Помню, когда Горбачев пришел к власти, я сказал отцу: “Я поверю в серьезность их намерений только в одном случае — если они позовут тебя”.
Отец задумчиво усмехнулся. Знал, что этому не быть.
Иннокентий Бараков, одноклассник отца, одно время бывший начальником Горбачева в ставропольском то ли обкоме, то ли крайкоме, на вопрос о новом генсеке ответил еще в 85-м году, и ни секунды не задумываясь: “Мишка? Этот все заболтает!”
Но меня поражают не генсеки и их соратники наподобие А. Н. Яковлева (открытые письма Г. Куницына к А. Н. Яковлеву опубликованы в “Литературной России”, № 45-47, № 50 за 1996 г.; № 3 за 1997 г. Кстати, это лишь малая часть от пока неопубликованной целиком книги). Тут я мало удивляюсь, потому что рядом с Г. Куницыным и Горбачеву, и прежнему “товарищу” по ЦК Яковлеву было бы неуютно — разный масштаб, слишком несоизмеримый и в личностном, и в интеллектуальном планах. И уж А. Н. Яковлев понимал это, конечно, отчетливо. Я удивляюсь другому. Я удивляюсь неблагородству и циничному эгоизму нашей творческой интеллигенции, дружно сделавшей вид, что не было в нашей общественно-политической жизни такого человека — Георгия Куницына.
Набросившись истерично-озлобленной толпой на всю коммунистическую эпоху, топча ее поверженную историю и лихорадочно выискивая в своей биографии “страдальческие” факты, она нагло замалчивает судьбу человека, который действительно и ради нее тоже — совершил духовный подвиг.
Когда Лариса Шепитько привезла в Дом ветеранов кино “Матвеевское” свой фильм “Восхождение” — специально показать отцу, после сеанса ей из зала бросили: “Где же вы видели таких Сотниковых в жизни?” И она, указав на отца, сказала: “Вот он, Сотников”. Да, она видела в отце современный прообраз Сотникова и понимала, что он сделал своей судьбой.
А нам уже десятилетие элитарная стая нравственных лилипутов пытается навязать свой убогий принцип: я был подл, потому что было подлое время. И именно потому сознательно не желает замечать людей, которые и в подлое время смогли оставаться людьми чести.
Дело еще в том, что отец никогда не был диссидентом, “внутренним эмигрантом”, со стороны и отчужденно взирающим на боль и трагедию России.
Да, он действительно был “советским шестидесятником”, человеком, убежденным в том, что социализм в России не то что возможен, а единственно возможная форма существования, с учетом глубинных особенностей нашего общинного уклада, психологии и экономики.
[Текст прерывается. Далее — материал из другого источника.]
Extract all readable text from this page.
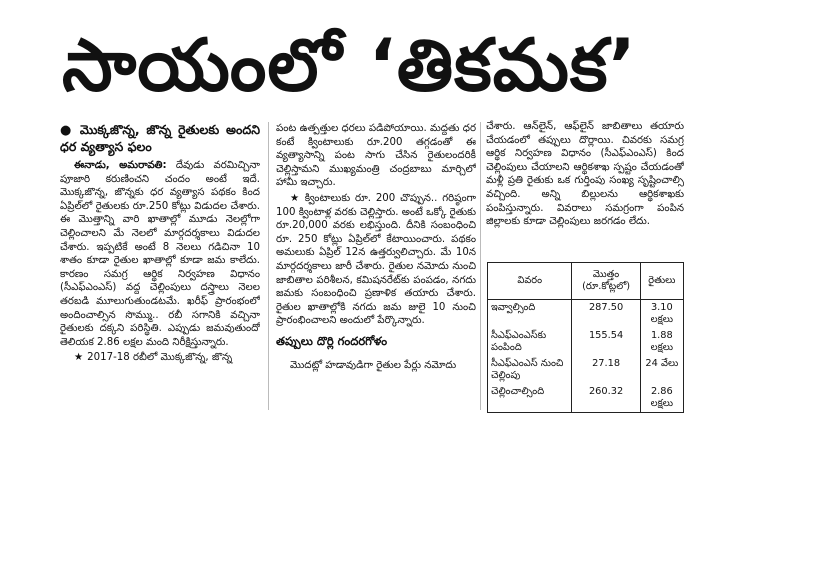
సాయంలో ‘తికమక’
● మొక్కజొన్న, జొన్న రైతులకు అందని ధర వ్యత్యాస ఫలం

ఈనాడు, అమరావతి: దేవుడు వరమిచ్చినా పూజారి కరుణించని చందం అంటే ఇదే. మొక్కజొన్న, జొన్నకు ధర వ్యత్యాస పథకం కింద ఏప్రిల్‌లో రైతులకు రూ.250 కోట్లు విడుదల చేశారు. ఈ మొత్తాన్ని వారి ఖాతాల్లో మూడు నెలల్లోగా చెల్లించాలని మే నెలలో మార్గదర్శకాలు విడుదల చేశారు. ఇప్పటికే అంటే 8 నెలలు గడిచినా 10 శాతం కూడా రైతుల ఖాతాల్లో కూడా జమ కాలేదు. కారణం సమగ్ర ఆర్థిక నిర్వహణ విధానం (సీఎఫ్‌ఎంఎస్‌) వద్ద చెల్లింపులు దస్త్రాలు నెలల తరబడి మూలుగుతుండటమే. ఖరీఫ్‌ ప్రారంభంలో అందించాల్సిన సొమ్ము.. రబీ సగానికి వచ్చినా రైతులకు దక్కని పరిస్థితి. ఎప్పుడు జమవుతుందో తెలియక 2.86 లక్షల మంది నిరీక్షిస్తున్నారు.

★ 2017-18 రబీలో మొక్కజొన్న, జొన్న

పంట ఉత్పత్తుల ధరలు పడిపోయాయి. మద్దతు ధర కంటే క్వింటాలుకు రూ.200 తగ్గడంతో ఈ వ్యత్యాసాన్ని పంట సాగు చేసిన రైతులందరికీ చెల్లిస్తామని ముఖ్యమంత్రి చంద్రబాబు మార్చిలో హామీ ఇచ్చారు.

★ క్వింటాలుకు రూ. 200 చొప్పున.. గరిష్ఠంగా 100 క్వింటాళ్ల వరకు చెల్లిస్తారు. అంటే ఒక్కో రైతుకు రూ.20,000 వరకు లభిస్తుంది. దీనికి సంబంధించి రూ. 250 కోట్లు ఏప్రిల్‌లో కేటాయించారు. పథకం అమలుకు ఏప్రిల్‌ 12న ఉత్తర్వులిచ్చారు. మే 10న మార్గదర్శకాలు జారీ చేశారు. రైతుల నమోదు నుంచి జాబితాల పరిశీలన, కమిషనరేట్‌కు పంపడం, నగదు జమకు సంబంధించి ప్రణాళిక తయారు చేశారు. రైతుల ఖాతాల్లోకి నగదు జమ జులై 10 నుంచి ప్రారంభించాలని అందులో పేర్కొన్నారు.

తప్పులు దొర్లి గందరగోళం

మొదట్లో హడావుడిగా రైతుల పేర్లు నమోదు

చేశారు. ఆన్‌లైన్‌, ఆఫ్‌లైన్‌ జాబితాలు తయారు చేయడంలో తప్పులు దొర్లాయి. చివరకు సమగ్ర ఆర్థిక నిర్వహణ విధానం (సీఎఫ్‌ఎంఎస్‌) కింద చెల్లింపులు చేయాలని ఆర్థికశాఖ స్పష్టం చేయడంతో మళ్లీ ప్రతి రైతుకు ఒక గుర్తింపు సంఖ్య సృష్టించాల్సి వచ్చింది. అన్ని బిల్లులను ఆర్థికశాఖకు పంపిస్తున్నారు. వివరాలు సమగ్రంగా పంపిన జిల్లాలకు కూడా చెల్లింపులు జరగడం లేదు.

వివరం	మొత్తం (రూ.కోట్లలో)	రైతులు
ఇవ్వాల్సింది	287.50	3.10 లక్షలు
సీఎఫ్‌ఎంఎస్‌కు పంపింది	155.54	1.88 లక్షలు
సీఎఫ్‌ఎంఎస్‌ నుంచి చెల్లింపు	27.18	24 వేలు
చెల్లించాల్సింది	260.32	2.86 లక్షలు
Вот почему он был в такой непоколебимой и жестокой оппозиции к тогдашней и нынешней власти. В эпоху Брежнева он отчетливо видел, как бездарно дискредитируется тупыми, безграмотными и преступными действиями сама социалистическая идея. При новой власти ясно осознавал историческое предательство страны и ушел из жизни в абсолютной уверенности, что все равно Россия вернется к социалистическому пути, ибо это не каприз идиотов, а историческая неизбежность, которой нет альтернативы. Рано или поздно капитализм изживет до дна свои ресурсы, обглодав при этом косточки всех оппонентов, а затем и свои собственные — под лицемерные литавры демократических свобод и крокодиловы слезы о правах человека.
Но и будучи “шестидесятником”, боровшимся за “правильный социализм”, он, в отличие от многих своих приятелей, начиная с Примакова и кончая Егором Яковлевым и Ф. Бурлацким, не признавал нравственных компромиссов. Некоторые его единомышленники тогда считали, что можно “прогнуться” перед властью, дабы войти в нее, а затем поставить на службу прогрессу.
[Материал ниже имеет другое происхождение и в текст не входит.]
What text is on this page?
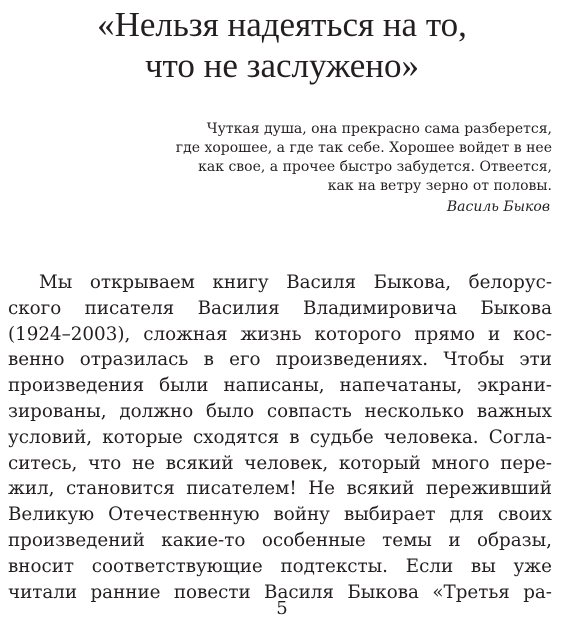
«Нельзя надеяться на то,
что не заслужено»
Чуткая душа, она прекрасно сама разберется,
где хорошее, а где так себе. Хорошее войдет в нее
как свое, а прочее быстро забудется. Отвеется,
как на ветру зерно от половы.
Василь Быков
Мы открываем книгу Василя Быкова, белорус-
ского писателя Василия Владимировича Быкова
(1924–2003), сложная жизнь которого прямо и кос-
венно отразилась в его произведениях. Чтобы эти
произведения были написаны, напечатаны, экрани-
зированы, должно было совпасть несколько важных
условий, которые сходятся в судьбе человека. Согла-
ситесь, что не всякий человек, который много пере-
жил, становится писателем! Не всякий переживший
Великую Отечественную войну выбирает для своих
произведений какие-то особенные темы и образы,
вносит соответствующие подтексты. Если вы уже
читали ранние повести Василя Быкова «Третья ра-
5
Прогнуться-то погнулись, а затем даже и наизнанку вывернулись, выслуживаясь уже перед прогрессом буржуазным, и только Георгий Куницын остался самим собой до конца.
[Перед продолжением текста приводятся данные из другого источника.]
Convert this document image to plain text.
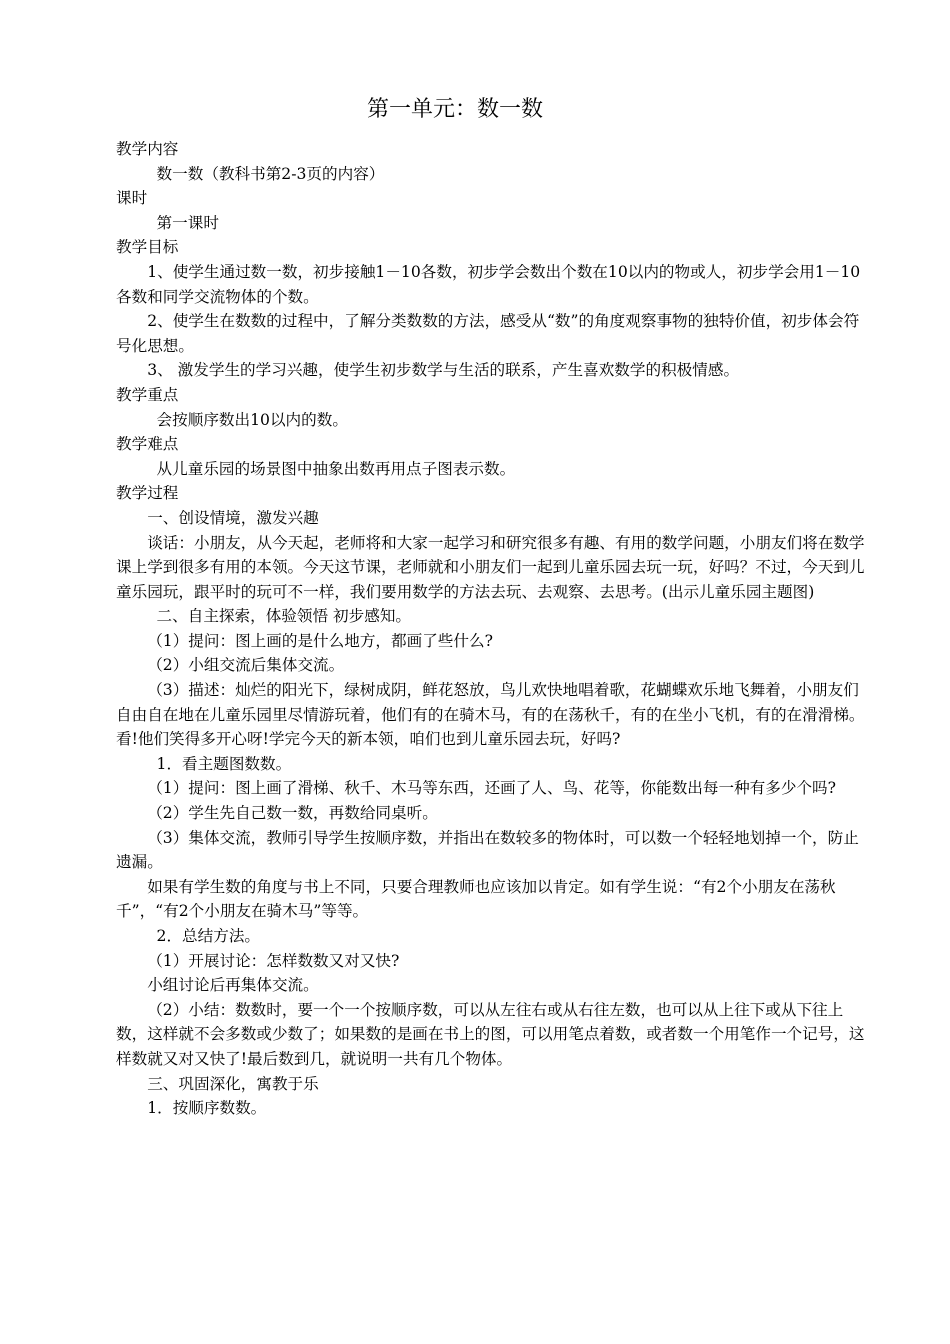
第一单元：数一数

教学内容

数一数（教科书第2-3页的内容）

课时

第一课时

教学目标

1、使学生通过数一数，初步接触1－10各数，初步学会数出个数在10以内的物或人，初步学会用1－10各数和同学交流物体的个数。

2、使学生在数数的过程中，了解分类数数的方法，感受从“数”的角度观察事物的独特价值，初步体会符号化思想。

3、 激发学生的学习兴趣，使学生初步数学与生活的联系，产生喜欢数学的积极情感。

教学重点

会按顺序数出10以内的数。

教学难点

从儿童乐园的场景图中抽象出数再用点子图表示数。

教学过程

一、创设情境，激发兴趣

谈话：小朋友，从今天起，老师将和大家一起学习和研究很多有趣、有用的数学问题，小朋友们将在数学课上学到很多有用的本领。今天这节课，老师就和小朋友们一起到儿童乐园去玩一玩，好吗？不过，今天到儿童乐园玩，跟平时的玩可不一样，我们要用数学的方法去玩、去观察、去思考。(出示儿童乐园主题图)

二、自主探索，体验领悟 初步感知。

（1）提问：图上画的是什么地方，都画了些什么?

（2）小组交流后集体交流。

（3）描述：灿烂的阳光下，绿树成阴，鲜花怒放，鸟儿欢快地唱着歌，花蝴蝶欢乐地飞舞着，小朋友们自由自在地在儿童乐园里尽情游玩着，他们有的在骑木马，有的在荡秋千，有的在坐小飞机，有的在滑滑梯。看!他们笑得多开心呀!学完今天的新本领，咱们也到儿童乐园去玩，好吗?

1．看主题图数数。

（1）提问：图上画了滑梯、秋千、木马等东西，还画了人、鸟、花等，你能数出每一种有多少个吗?

（2）学生先自己数一数，再数给同桌听。

（3）集体交流，教师引导学生按顺序数，并指出在数较多的物体时，可以数一个轻轻地划掉一个，防止遗漏。

如果有学生数的角度与书上不同，只要合理教师也应该加以肯定。如有学生说：“有2个小朋友在荡秋千”，“有2个小朋友在骑木马”等等。

2．总结方法。

（1）开展讨论：怎样数数又对又快?

小组讨论后再集体交流。

（2）小结：数数时，要一个一个按顺序数，可以从左往右或从右往左数，也可以从上往下或从下往上数，这样就不会多数或少数了；如果数的是画在书上的图，可以用笔点着数，或者数一个用笔作一个记号，这样数就又对又快了!最后数到几，就说明一共有几个物体。

三、巩固深化，寓教于乐

1．按顺序数数。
Иногда отец говорил: “Я не потерял ни одного друга по собственной вине...”
Что касается социализма, то, по мысли отца, в СССР были лишь некоторые его признаки, но в целом то, что было построено при Сталине-Брежневе, к социализму подлинному отношения не имело. Вот почему он болезненно переживал отождествление социализма с грубыми извращениями “советской эпохи”, понимая, как надолго дискредитирована сама идея. “Чекист-расстрига” противостоял режиму тогда, когда режим был в полной силе, и отвечал ему ударом на удар, а нынешние критиканы осмелели лишь сегодня, отважно глумясь над мертвецом. Зачем же им вспоминать чужой героизм одиночки на фоне своего холопского счастья в осатаневшей от безнаказанности кодле?